Shares of e-commerce company Pinduoduo are now trading down 41.6 percent from their peak in mid-February, closing at $118.33 on May 17, which means the market capitalization vanished by $100.8 billion.
On May 10, the Shanghai Consumer Council summoned Pinduoduo representatives to a meeting and addressed problems like product quality and after-sales services. Its Nasdaq-listed shares sank over 9 percent a day later.
Other e-commerce platforms, JD.com and Alibaba Group Holding, also saw investors soured by their poor growth prospects due to a widened crackdown on the country’s internet giants. Nasdaq-listed shares of JD.com have fallen over 36 percent since it hit its all-time high on Feb. 17. Its rival, Alibaba’s NYSE-listed shares tanked about 32 percent since last November, evaporating by over $268.9 billion.

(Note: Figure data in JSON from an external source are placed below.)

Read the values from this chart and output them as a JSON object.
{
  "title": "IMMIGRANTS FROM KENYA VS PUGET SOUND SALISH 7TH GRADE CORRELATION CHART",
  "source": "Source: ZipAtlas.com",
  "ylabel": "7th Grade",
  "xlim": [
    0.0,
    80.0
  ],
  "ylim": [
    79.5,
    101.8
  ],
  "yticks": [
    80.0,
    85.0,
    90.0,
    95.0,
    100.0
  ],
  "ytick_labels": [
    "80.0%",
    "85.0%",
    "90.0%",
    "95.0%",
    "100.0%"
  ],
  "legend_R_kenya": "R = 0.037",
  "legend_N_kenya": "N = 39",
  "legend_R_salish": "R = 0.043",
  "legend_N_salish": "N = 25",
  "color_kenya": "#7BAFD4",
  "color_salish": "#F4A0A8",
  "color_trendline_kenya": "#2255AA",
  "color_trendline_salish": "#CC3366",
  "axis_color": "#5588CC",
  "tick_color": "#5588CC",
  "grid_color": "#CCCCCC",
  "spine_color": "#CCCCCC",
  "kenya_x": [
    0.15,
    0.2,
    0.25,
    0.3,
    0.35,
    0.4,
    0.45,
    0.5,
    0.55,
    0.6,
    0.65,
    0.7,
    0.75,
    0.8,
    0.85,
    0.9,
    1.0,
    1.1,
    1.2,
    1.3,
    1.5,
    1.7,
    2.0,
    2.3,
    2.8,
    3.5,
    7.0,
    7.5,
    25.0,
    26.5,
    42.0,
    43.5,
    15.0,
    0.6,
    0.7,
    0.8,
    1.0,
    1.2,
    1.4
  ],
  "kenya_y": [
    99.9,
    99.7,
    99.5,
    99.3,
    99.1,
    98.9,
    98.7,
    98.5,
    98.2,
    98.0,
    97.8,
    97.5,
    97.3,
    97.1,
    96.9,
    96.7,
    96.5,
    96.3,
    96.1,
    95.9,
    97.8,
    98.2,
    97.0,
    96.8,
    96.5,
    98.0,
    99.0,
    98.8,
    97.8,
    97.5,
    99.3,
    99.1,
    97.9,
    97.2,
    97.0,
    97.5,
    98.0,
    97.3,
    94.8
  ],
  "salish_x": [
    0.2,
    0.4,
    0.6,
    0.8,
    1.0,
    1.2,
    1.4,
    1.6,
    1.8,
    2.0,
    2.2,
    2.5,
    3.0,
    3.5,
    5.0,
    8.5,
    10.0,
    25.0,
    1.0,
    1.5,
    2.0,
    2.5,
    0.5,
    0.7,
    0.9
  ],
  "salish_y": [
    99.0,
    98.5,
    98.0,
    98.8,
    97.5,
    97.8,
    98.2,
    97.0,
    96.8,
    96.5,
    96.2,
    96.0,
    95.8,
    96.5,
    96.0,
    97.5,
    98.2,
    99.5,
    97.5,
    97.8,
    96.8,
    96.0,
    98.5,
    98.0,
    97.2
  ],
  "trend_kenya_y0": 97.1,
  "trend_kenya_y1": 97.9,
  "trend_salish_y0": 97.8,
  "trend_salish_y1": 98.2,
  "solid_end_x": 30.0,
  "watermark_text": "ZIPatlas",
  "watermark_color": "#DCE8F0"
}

Alibaba’s shares have been on the downtrend since Jack Ma, the founder and former CEO, publicly criticized regulators. On May 13, Alibaba reported (pdf) the first quarterly loss of $1,170 million since it went public in 2014, after the regime slapped it with a record $2.8 billion antitrust fine on April 10.
This salvo of events marks the beginning of the Chinese regime’s campaign to curb the growing influence of homegrown internet giants, such as Alibaba, which serves over 8 million active users on its e-commerce platform.
China’s internet platforms engaged in financial services, tutoring, food delivery, and retail have all come under scrutiny recently, with many fined, required to rectify their practices, and even required to restructure.
Shares in Meituan, the country’s largest on-demand food delivery platform, closed at a 7-month low on May 14, as public scrutiny mounts.